Plans to convert the Midlands Good Shed into a 30,000 square feet cultural centre were announced in September 2014 as the flagship of the Guardian Membership scheme.
Membership has been promoted by The Guardian as an alternative to online subscriptions. Instead of paying for content, readers are invited to pay £15 a month for priority booking and discounts to attend Guardian events.
In October, GNM chief executive David Pemsel said in a memo to staff that cost cuts were needed because of “an incredibly challenging market” and what he said was one of “the most difficult trading periods we've faced in many years”.
A GNM spokesperson said today: “Soon after being appointed, David Pemsel and Katharine Viner ?spoke to staff ?about the intensely challenging advertising trends affecting the whole media industry, and launched a strategic review of GMG's business as a consequence.
“?In the context of that wider review?, we took the decision back in December last year to pause the building works while we look at the current plans for the Midland Goods Shed and assess the business case?. That process is ongoing and we continue to review all our options."
Insiders believe that voluntary redundancies for journalists are on the cards.
The number of editorial staff has ballooned since February 2013 when 58 took voluntary redundancy and the total was said to stand at around 600.
In March 2014 there were said to be 968 “core editorial staff” who had the right to vote in the staff ballot for who would succeed Alan Rusbridger as editor.
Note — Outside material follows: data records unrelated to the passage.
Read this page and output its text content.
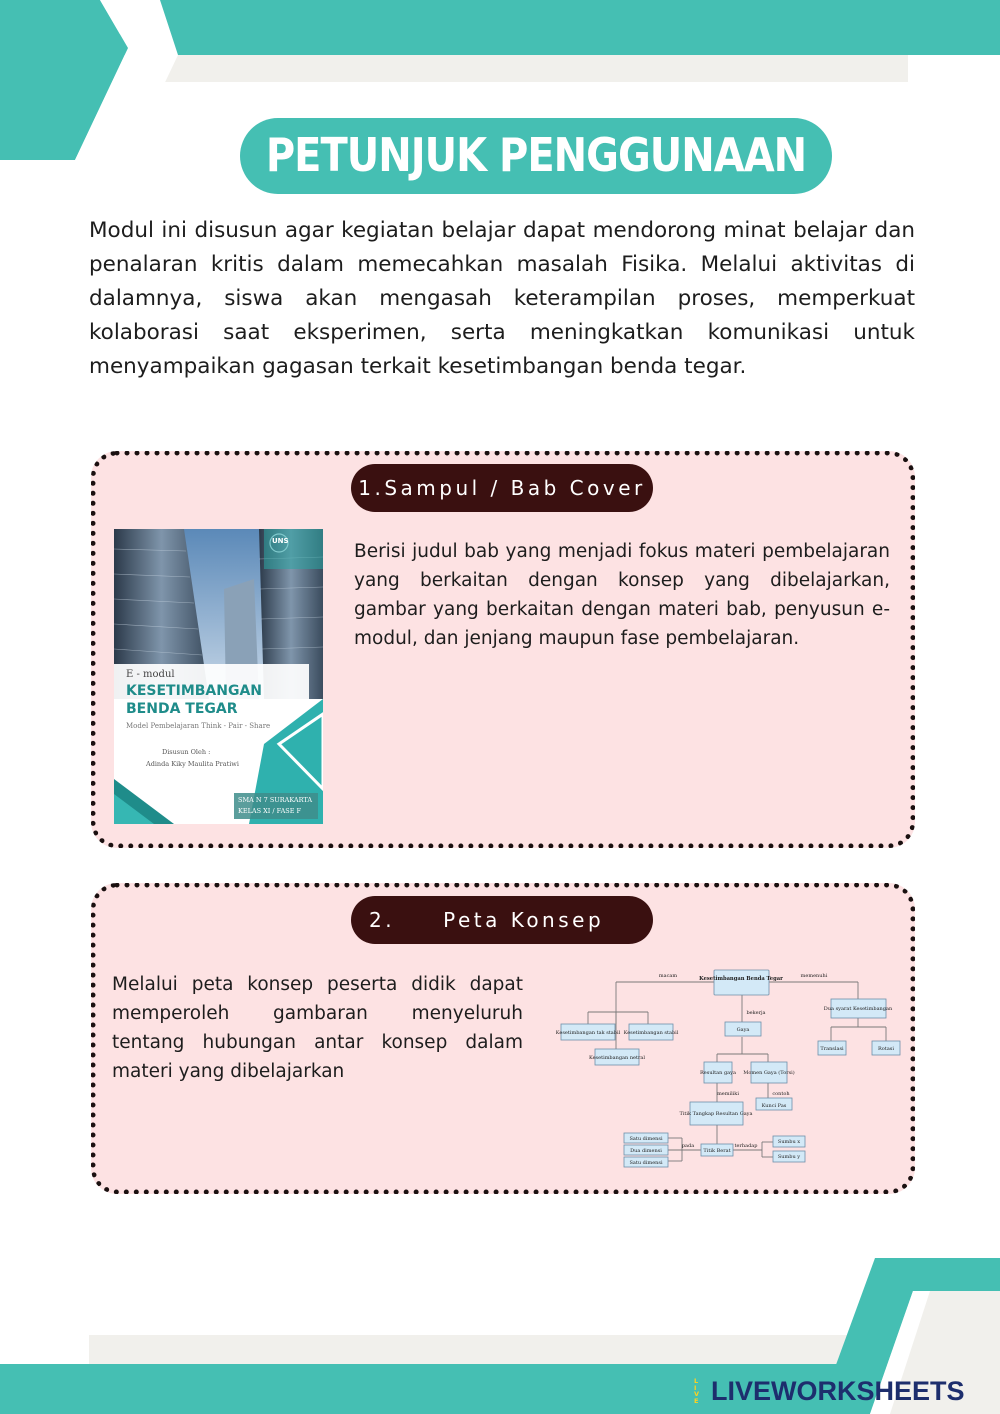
PETUNJUK PENGGUNAAN
Modul ini disusun agar kegiatan belajar dapat mendorong minat belajar dan penalaran kritis dalam memecahkan masalah Fisika. Melalui aktivitas di dalamnya, siswa akan mengasah keterampilan proses, memperkuat kolaborasi saat eksperimen, serta meningkatkan komunikasi untuk menyampaikan gagasan terkait kesetimbangan benda tegar.
1.Sampul / Bab Cover
UNS
E - modul
KESETIMBANGAN
BENDA TEGAR
Model Pembelajaran Think - Pair - Share
Disusun Oleh :
Adinda Kiky Maulita Pratiwi
SMA N 7 SURAKARTA
KELAS XI / FASE F
Berisi judul bab yang menjadi fokus materi pembelajaran yang berkaitan dengan konsep yang dibelajarkan, gambar yang berkaitan dengan materi bab, penyusun e- modul, dan jenjang maupun fase pembelajaran.
2. Peta Konsep
Melalui peta konsep peserta didik dapat memperoleh gambaran menyeluruh tentang hubungan antar konsep dalam materi yang dibelajarkan
macam	memenuhi
bekerja
memiliki	contoh
pada	terhadap
Kesetimbangan Benda Tegar
Kesetimbangan tak stabil Kesetimbangan stabil
Kesetimbangan netral
Gaya
Dua syarat Kesetimbangan
Translasi	Rotasi
Resultan gaya Momen Gaya (Torsi)
Kunci Pas
Titik Tangkap Resultan Gaya
Satu dimensi
Dua dimensi
Satu dimensi
Titik Berat
Sumbu x
Sumbu y
LIVE LIVEWORKSHEETS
While the two figures are not directly comparable (because the ‘core editorial staff’ figure is said to include some freelances and casuals) – there has nonetheless been a big increase in total Guardian editorial staff driven largely by expansion in Australia and the US.
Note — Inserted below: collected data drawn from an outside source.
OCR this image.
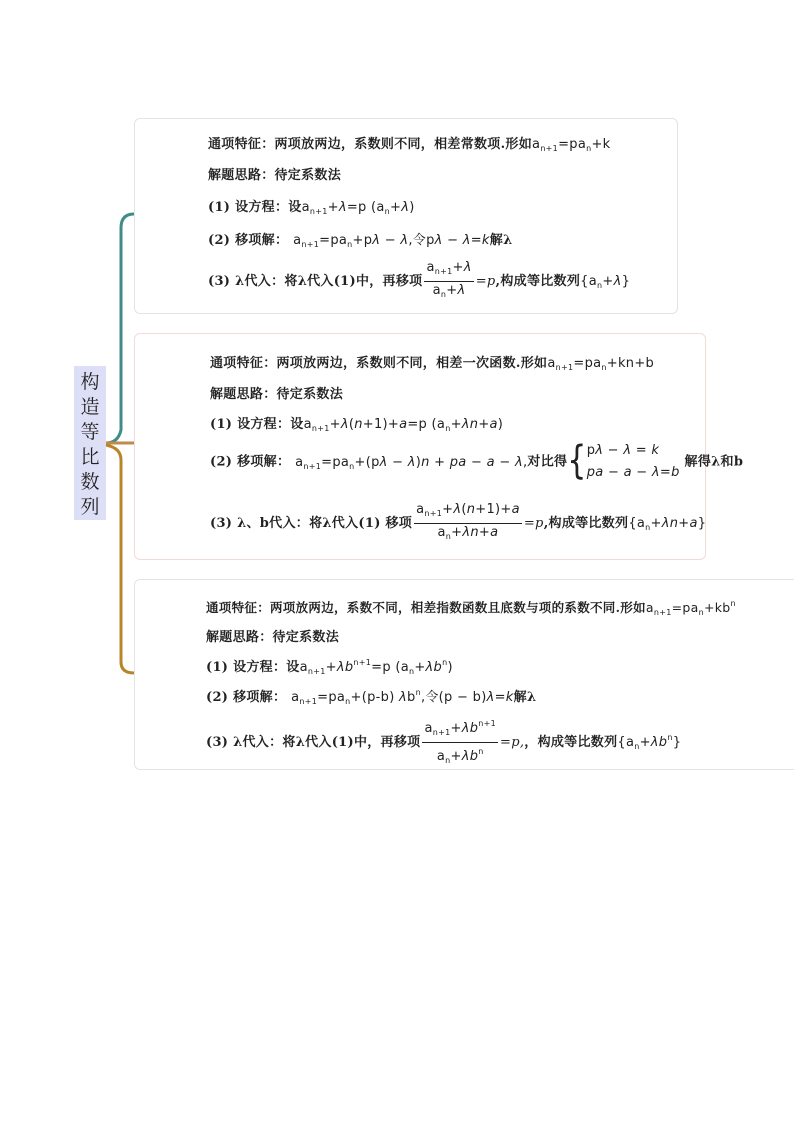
构
造
等
比
数
列
通项特征：两项放两边，系数则不同，相差常数项.形如$a_{n+1}=pa_n+k$
解题思路：待定系数法
(1) 设方程：设$a_{n+1}+\lambda=p$ $(a_n+\lambda)$
(2) 移项解： $a_{n+1}=pa_n+p\lambda - \lambda$,令pλ − λ=k解λ
(3) λ代入：将λ代入(1)中，再移项 $\frac{a_{n+1}+\lambda}{a_n+\lambda} =p$,构成等比数列$\{a_n+\lambda\}$
通项特征：两项放两边，系数则不同，相差一次函数.形如$a_{n+1}=pa_n+kn+b$
解题思路：待定系数法
(1) 设方程：设$a_{n+1}+\lambda(n+1)+a=p$ $(a_n+\lambda n+a)$
(2) 移项解： $a_{n+1}=pa_n+(p\lambda - \lambda)n$ + pa − a − λ,对比得{ pλ − λ = k
pa − a − λ=b
解得λ和b
(3) λ、b代入：将λ代入(1) 移项 $\frac{a_{n+1}+\lambda(n+1)+a}{a_n+\lambda n+a} =p$,构成等比数列$\{a_n+\lambda n+a\}$
通项特征：两项放两边，系数不同，相差指数函数且底数与项的系数不同.形如$a_{n+1}=pa_n+kb^n$
解题思路：待定系数法
(1) 设方程：设$a_{n+1}+\lambda b^{n+1}=p$ $(a_n+\lambda b^n)$
(2) 移项解： $a_{n+1}=pa_n+(p-b)$ $\lambda b^n$,令(p − b)λ=k解λ
(3) λ代入：将λ代入(1)中，再移项 $\frac{a_{n+1}+\lambda b^{n+1}}{a_n+\lambda b^n} =p$,，构成等比数列$\{a_n+\lambda b^n\}$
Guardian News and Media currently has cash reserves of £840m which it plans to use to provide investment income sufficient to sustain The Guardian’s losses indefinitely. In the year to the end of March 2015 GNM reported a loss of £19.1m on turnover of £214.6m.
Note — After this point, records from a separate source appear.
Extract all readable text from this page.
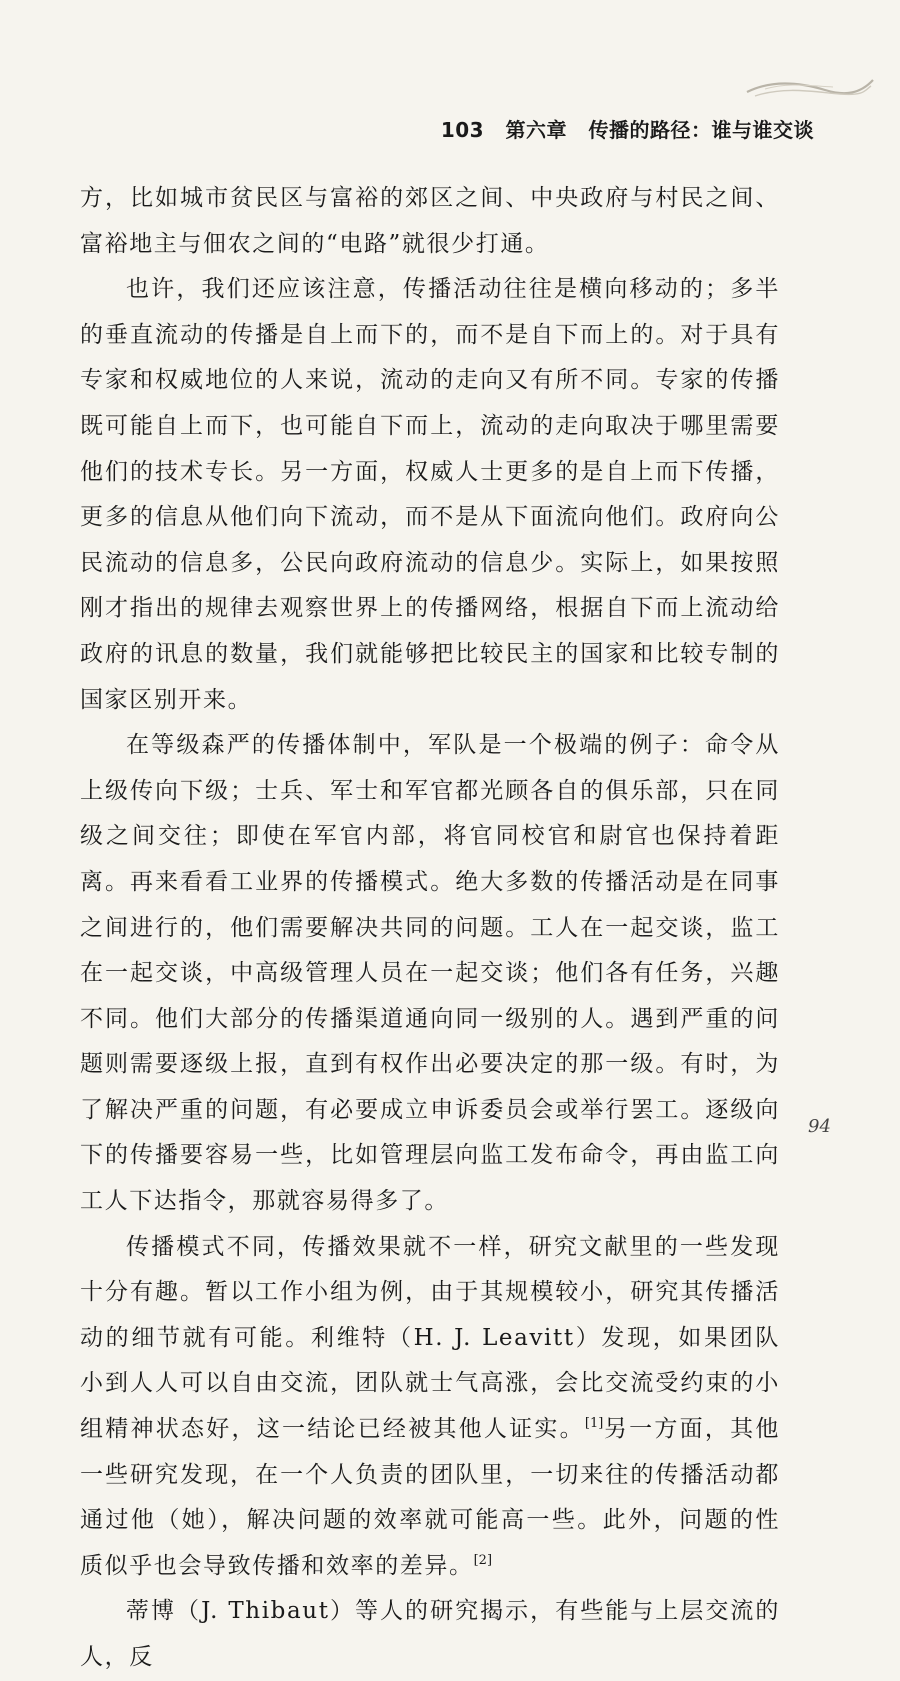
103 第六章 传播的路径：谁与谁交谈

方，比如城市贫民区与富裕的郊区之间、中央政府与村民之间、富裕地主与佃农之间的“电路”就很少打通。

也许，我们还应该注意，传播活动往往是横向移动的；多半的垂直流动的传播是自上而下的，而不是自下而上的。对于具有专家和权威地位的人来说，流动的走向又有所不同。专家的传播既可能自上而下，也可能自下而上，流动的走向取决于哪里需要他们的技术专长。另一方面，权威人士更多的是自上而下传播，更多的信息从他们向下流动，而不是从下面流向他们。政府向公民流动的信息多，公民向政府流动的信息少。实际上，如果按照刚才指出的规律去观察世界上的传播网络，根据自下而上流动给政府的讯息的数量，我们就能够把比较民主的国家和比较专制的国家区别开来。

在等级森严的传播体制中，军队是一个极端的例子：命令从上级传向下级；士兵、军士和军官都光顾各自的俱乐部，只在同级之间交往；即使在军官内部，将官同校官和尉官也保持着距离。再来看看工业界的传播模式。绝大多数的传播活动是在同事之间进行的，他们需要解决共同的问题。工人在一起交谈，监工在一起交谈，中高级管理人员在一起交谈；他们各有任务，兴趣不同。他们大部分的传播渠道通向同一级别的人。遇到严重的问题则需要逐级上报，直到有权作出必要决定的那一级。有时，为了解决严重的问题，有必要成立申诉委员会或举行罢工。逐级向下的传播要容易一些，比如管理层向监工发布命令，再由监工向工人下达指令，那就容易得多了。

传播模式不同，传播效果就不一样，研究文献里的一些发现十分有趣。暂以工作小组为例，由于其规模较小，研究其传播活动的细节就有可能。利维特（H. J. Leavitt）发现，如果团队小到人人可以自由交流，团队就士气高涨，会比交流受约束的小组精神状态好，这一结论已经被其他人证实。[1]另一方面，其他一些研究发现，在一个人负责的团队里，一切来往的传播活动都通过他（她），解决问题的效率就可能高一些。此外，问题的性质似乎也会导致传播和效率的差异。[2]

蒂博（J. Thibaut）等人的研究揭示，有些能与上层交流的人，反

94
In October Pemsel warned that these reserves are "finite and modest by some standards".
The Telegraph reports today that GNM is currently heading for an annual loss of more than £40m. Press Gazette understands that insiders believe this year's projected losses could be as high as £70m.
The Guardian still makes most of its money from the print edition, although it has been budgeting for digital to overtake print for the first time this year.
In November, print sales of The Guardian fell 7 per cent year on year to 165,672 per day and The Observer fell 6.2 per cent to 189,383.
In the same month average unique browsers (different devices) visiting The Guardian website grew by 54 per cent to 9.3m per day.
In September 2014 Jonathan Robinson, the founding director of the proposed new Guardian event space, wrote: “We are transforming the Midland Goods Shed into an open amphitheater for festivals, acoustic gigs and debate, as well as including an intimate restaurant with a changing programme of chefs in residence, an armchair cinema, a 3D printing and fabrication lab, a rooftop garden, galleries and a dozen atmospheric spaces hosting events in everything from photojournalism to ceramics, from breaking news to works of fiction.”